Unfortunately, during that time, my renewed license didn't arrive yet (like duh! it takes 3-4months before it would be available). Instead, I only requested for a certification that my renewal is still on process. When I approached Window 2 and talked to their personnel, she told me that my CERTIFICATE OF RENEWAL UNDER PROCESS can't be "Red Ribboned" because DFA would only authenticate the license or the card per se. Well, if she says so, then I believe her. So she only processed my Board Rating and Board Certificate for "Red Ribbon". Thinking that I might be needing a certified true copy of my CERTIFICATE OF RENEWAL UNDER PROCESS, I requested for it on the same day. 

Then I went to the courier company and paid for my documents. I waited for weeks until I received a call from them that I have some parcel to pick up from their office. The parcel came from DFA. Curious and doubtful, I opened it and found out that it is a "Red Ribboned" CERTIFICATE OF RENEWAL UNDER PROCESS. How come? I thought it isn't possible. There's must be something wrong happened. Then I asked the courier personnel if there are still documents coming for me as I also requested for my BOARD RATING and BOARD Certificate. Sad to say, she said NONE! Hwhat???! How could it be? I presented to them my receipt and it stated there clearly that 2 documents were processed and how come only one came and the wrong one too. She advised me to go the government office where I processed everything and check what happened.
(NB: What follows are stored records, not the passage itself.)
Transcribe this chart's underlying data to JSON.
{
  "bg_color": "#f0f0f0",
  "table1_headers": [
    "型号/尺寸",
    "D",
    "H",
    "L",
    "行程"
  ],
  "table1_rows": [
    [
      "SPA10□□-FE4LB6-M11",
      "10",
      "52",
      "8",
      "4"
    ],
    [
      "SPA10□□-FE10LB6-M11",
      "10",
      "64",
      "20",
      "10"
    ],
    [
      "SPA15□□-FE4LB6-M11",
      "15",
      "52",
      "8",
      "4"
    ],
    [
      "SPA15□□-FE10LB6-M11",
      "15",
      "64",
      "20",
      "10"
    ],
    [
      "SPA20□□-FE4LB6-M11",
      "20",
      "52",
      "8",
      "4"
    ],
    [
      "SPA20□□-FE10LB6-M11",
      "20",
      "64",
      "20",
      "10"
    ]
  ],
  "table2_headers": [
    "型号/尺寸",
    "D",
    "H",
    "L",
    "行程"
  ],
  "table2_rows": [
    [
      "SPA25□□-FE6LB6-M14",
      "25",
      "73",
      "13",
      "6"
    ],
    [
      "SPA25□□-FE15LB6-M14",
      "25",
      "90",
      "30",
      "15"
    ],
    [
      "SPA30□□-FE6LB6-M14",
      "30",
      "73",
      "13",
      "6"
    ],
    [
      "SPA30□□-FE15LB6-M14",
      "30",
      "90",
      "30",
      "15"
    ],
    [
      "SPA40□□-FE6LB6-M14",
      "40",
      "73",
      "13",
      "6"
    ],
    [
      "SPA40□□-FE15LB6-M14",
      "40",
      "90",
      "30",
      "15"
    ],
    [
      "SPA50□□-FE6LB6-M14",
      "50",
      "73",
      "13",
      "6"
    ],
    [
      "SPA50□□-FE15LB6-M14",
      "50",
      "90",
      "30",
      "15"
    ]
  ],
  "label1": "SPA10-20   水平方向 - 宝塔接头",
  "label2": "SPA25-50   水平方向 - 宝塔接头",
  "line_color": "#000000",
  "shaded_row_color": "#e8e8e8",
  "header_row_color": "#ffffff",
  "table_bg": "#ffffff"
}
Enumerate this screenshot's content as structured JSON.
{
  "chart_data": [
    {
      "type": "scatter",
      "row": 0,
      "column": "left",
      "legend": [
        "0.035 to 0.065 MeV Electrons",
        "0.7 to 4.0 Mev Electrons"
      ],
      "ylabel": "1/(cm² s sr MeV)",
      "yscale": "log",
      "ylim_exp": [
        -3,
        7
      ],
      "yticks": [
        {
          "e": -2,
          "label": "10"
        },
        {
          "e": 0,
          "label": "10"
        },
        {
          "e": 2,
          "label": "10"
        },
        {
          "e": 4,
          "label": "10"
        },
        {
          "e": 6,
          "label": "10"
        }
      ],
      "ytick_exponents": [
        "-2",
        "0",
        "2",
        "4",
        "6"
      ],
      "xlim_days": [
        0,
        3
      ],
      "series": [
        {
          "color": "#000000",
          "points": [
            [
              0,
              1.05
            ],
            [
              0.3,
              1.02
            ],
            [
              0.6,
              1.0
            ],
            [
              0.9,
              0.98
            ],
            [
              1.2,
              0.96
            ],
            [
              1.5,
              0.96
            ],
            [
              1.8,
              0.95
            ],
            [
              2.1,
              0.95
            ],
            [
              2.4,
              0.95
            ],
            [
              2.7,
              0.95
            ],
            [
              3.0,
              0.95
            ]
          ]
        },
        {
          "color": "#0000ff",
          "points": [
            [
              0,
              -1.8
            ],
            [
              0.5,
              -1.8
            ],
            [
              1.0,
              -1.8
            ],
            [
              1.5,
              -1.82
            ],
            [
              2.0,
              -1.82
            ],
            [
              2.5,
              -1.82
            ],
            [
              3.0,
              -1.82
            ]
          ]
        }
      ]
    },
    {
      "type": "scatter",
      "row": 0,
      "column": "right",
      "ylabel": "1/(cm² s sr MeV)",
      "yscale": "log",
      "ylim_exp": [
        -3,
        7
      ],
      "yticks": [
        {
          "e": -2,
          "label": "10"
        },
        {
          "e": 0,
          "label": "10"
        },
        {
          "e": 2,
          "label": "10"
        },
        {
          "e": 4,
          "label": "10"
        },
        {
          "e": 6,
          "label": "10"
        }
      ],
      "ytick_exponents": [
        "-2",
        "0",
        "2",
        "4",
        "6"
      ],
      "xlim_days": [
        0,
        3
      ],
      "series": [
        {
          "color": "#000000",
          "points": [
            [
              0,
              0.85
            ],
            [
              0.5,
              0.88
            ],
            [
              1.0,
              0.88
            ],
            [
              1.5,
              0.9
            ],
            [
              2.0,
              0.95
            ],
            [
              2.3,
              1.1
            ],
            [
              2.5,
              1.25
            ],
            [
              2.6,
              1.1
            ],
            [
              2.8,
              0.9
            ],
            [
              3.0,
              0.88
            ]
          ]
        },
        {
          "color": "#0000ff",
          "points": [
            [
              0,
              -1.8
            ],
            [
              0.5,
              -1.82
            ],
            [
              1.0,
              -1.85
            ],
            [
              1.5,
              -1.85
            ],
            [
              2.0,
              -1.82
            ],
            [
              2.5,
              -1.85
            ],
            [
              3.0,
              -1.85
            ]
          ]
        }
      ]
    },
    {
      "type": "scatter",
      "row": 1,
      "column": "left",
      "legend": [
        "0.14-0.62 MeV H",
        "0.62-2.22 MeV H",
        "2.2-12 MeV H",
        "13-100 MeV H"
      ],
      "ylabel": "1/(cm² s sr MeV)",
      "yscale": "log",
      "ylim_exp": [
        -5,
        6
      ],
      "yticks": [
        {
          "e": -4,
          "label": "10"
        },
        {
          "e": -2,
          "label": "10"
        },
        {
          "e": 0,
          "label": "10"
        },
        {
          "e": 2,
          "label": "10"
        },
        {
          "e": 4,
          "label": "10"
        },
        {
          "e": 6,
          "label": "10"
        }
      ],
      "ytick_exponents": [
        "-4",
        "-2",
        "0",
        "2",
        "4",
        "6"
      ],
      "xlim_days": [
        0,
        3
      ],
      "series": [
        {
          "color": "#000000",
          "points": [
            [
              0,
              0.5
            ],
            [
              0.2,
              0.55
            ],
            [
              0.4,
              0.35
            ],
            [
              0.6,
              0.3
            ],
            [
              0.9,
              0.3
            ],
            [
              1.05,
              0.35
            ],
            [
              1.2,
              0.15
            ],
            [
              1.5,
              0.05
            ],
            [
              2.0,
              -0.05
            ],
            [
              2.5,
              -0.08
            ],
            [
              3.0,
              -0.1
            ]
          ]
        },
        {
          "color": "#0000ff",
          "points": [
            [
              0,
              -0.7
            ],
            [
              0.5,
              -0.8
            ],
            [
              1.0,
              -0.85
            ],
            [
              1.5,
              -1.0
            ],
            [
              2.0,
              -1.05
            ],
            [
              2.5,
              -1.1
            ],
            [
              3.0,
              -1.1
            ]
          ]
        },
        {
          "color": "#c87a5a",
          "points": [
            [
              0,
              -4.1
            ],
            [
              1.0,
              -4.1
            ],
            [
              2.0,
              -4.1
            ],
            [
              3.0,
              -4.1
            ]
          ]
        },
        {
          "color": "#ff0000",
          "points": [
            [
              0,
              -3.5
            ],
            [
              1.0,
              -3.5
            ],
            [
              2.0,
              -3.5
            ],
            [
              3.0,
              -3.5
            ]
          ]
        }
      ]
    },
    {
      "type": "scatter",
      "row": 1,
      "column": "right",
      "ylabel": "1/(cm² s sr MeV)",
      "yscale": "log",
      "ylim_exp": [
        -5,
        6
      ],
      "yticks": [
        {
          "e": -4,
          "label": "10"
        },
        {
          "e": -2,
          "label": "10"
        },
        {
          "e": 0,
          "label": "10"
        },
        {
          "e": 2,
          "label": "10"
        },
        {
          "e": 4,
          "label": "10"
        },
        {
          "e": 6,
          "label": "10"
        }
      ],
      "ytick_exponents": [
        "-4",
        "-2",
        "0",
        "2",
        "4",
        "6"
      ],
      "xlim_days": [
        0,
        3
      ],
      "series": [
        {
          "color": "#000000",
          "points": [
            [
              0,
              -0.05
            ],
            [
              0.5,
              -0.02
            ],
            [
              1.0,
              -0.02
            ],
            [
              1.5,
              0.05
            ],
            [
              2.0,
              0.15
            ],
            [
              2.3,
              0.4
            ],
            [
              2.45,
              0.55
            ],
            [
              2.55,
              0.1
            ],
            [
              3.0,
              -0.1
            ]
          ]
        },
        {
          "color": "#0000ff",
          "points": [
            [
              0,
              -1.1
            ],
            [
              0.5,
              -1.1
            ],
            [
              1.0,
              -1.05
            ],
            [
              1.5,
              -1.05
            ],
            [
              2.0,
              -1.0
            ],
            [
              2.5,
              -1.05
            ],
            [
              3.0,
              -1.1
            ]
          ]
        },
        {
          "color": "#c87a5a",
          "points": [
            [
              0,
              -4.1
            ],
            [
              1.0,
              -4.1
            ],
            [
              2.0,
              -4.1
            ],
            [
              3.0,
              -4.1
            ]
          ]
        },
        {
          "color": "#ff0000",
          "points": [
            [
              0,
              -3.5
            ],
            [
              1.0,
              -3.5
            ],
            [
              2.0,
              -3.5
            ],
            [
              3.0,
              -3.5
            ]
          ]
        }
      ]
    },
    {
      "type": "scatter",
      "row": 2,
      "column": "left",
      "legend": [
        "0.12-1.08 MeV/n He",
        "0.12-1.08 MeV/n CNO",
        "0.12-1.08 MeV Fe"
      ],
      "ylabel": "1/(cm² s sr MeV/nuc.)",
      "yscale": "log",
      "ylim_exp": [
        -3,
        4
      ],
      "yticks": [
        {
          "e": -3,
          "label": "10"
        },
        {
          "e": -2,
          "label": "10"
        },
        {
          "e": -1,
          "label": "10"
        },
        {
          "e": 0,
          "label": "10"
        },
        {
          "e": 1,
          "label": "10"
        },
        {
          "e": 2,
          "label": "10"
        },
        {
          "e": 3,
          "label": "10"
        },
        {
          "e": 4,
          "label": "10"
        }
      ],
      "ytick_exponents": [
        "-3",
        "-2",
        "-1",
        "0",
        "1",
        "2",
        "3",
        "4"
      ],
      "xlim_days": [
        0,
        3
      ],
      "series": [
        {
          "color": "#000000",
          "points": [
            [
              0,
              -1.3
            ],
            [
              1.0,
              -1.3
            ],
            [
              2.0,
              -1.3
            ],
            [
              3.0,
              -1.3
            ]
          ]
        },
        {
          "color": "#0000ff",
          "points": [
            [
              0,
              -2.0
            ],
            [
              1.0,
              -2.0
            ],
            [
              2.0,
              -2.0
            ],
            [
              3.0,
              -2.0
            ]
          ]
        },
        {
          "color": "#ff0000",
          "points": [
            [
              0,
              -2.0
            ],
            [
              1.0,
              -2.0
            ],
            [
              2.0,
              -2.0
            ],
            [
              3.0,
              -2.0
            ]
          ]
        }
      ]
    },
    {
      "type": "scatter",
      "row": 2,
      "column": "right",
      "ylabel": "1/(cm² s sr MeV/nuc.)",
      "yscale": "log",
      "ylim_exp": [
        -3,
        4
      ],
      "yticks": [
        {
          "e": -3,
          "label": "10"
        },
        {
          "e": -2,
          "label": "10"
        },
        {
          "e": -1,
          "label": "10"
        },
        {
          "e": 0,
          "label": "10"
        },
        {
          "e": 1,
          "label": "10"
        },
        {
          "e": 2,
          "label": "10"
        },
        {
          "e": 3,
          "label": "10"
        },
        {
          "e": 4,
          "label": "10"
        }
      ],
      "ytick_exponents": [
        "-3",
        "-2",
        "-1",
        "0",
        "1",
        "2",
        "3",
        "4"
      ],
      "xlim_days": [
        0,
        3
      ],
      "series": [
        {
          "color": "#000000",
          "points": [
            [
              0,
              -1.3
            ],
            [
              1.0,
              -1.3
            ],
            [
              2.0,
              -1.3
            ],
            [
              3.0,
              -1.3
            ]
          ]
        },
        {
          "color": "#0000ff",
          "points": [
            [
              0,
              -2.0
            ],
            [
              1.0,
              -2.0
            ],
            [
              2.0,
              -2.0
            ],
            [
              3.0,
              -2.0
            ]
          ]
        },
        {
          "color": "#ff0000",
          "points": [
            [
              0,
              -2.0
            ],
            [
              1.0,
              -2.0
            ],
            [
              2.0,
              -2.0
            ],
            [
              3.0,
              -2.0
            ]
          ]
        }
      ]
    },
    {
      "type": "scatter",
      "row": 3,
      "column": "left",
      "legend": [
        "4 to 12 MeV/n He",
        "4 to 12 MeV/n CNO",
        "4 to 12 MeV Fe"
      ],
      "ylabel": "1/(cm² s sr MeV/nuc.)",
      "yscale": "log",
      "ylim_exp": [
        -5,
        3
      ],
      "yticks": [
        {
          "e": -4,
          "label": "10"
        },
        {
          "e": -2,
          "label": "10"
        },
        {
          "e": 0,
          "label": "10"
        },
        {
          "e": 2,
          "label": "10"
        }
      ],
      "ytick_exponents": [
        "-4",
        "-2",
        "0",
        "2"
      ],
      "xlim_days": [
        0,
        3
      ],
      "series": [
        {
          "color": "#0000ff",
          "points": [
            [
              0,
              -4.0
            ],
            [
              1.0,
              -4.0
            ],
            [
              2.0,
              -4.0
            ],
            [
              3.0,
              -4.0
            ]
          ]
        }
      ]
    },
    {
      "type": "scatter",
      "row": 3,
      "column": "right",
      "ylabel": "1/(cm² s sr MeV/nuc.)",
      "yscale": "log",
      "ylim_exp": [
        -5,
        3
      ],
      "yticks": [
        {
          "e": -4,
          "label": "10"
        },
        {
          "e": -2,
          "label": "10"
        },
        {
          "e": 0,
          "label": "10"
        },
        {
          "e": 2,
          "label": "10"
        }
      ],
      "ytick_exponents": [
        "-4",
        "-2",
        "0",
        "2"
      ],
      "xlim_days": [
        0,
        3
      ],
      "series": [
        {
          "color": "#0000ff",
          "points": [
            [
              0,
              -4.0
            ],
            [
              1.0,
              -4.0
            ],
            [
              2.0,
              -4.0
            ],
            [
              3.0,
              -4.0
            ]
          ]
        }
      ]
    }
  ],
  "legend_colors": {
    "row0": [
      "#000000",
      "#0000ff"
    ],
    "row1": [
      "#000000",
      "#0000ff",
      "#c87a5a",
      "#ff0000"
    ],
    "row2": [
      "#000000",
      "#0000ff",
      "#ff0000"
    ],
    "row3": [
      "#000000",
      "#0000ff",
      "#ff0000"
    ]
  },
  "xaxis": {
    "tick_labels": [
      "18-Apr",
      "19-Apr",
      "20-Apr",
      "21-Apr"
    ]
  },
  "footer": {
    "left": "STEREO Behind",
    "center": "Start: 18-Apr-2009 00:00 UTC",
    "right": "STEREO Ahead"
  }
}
So I went there. Then I remembered that I had my CERTIFICATE OF RENEWAL UNDER PROCESS certified as true copy the last time I went there. I looked for my claim stub and got it from the claim section. When it was handed over, I almost freaked out upon seeing the documents. It isn't the CERTIFICATE OF RENEWAL UNDER PROCESS but the BOARD RATING and BOARD CERTIFICATE. Now it's as clear as the fresh water of Davao City. Their office passed the wrong document to the DFA and authenticated the wrong one! The lady on Window 2 even accused me of passing the wrong document. How dare her?! How will I be able to pass anything to the DFA wherein fact I only got claim stubs. It is clearly their fault and what happened is purely negligence. Then she told me to send AGAIN the documents to the DFA through the courier. Hey hey hey! Would that mean I would be paying again? That's unfair! Why would I pay for someone else's fault. I didn't agree to what she suggested. I told her that I want them to pay for the courier fees. It's their fault after all. They should have checked, re-checked and verified everything before they sent it. 

Actually, they didn't only waste my money but my precious time above all. Reprocessing the entire thing would take several weeks and those documents are very essential for my upcoming job. They could have ruined my precious career.

Good thing I was able to keep all my receipts and second copies. It pays to have evidences. That's all! Thank you for reading. 

PS: If it happens to you, don't just listen to them like children. Fight for your right.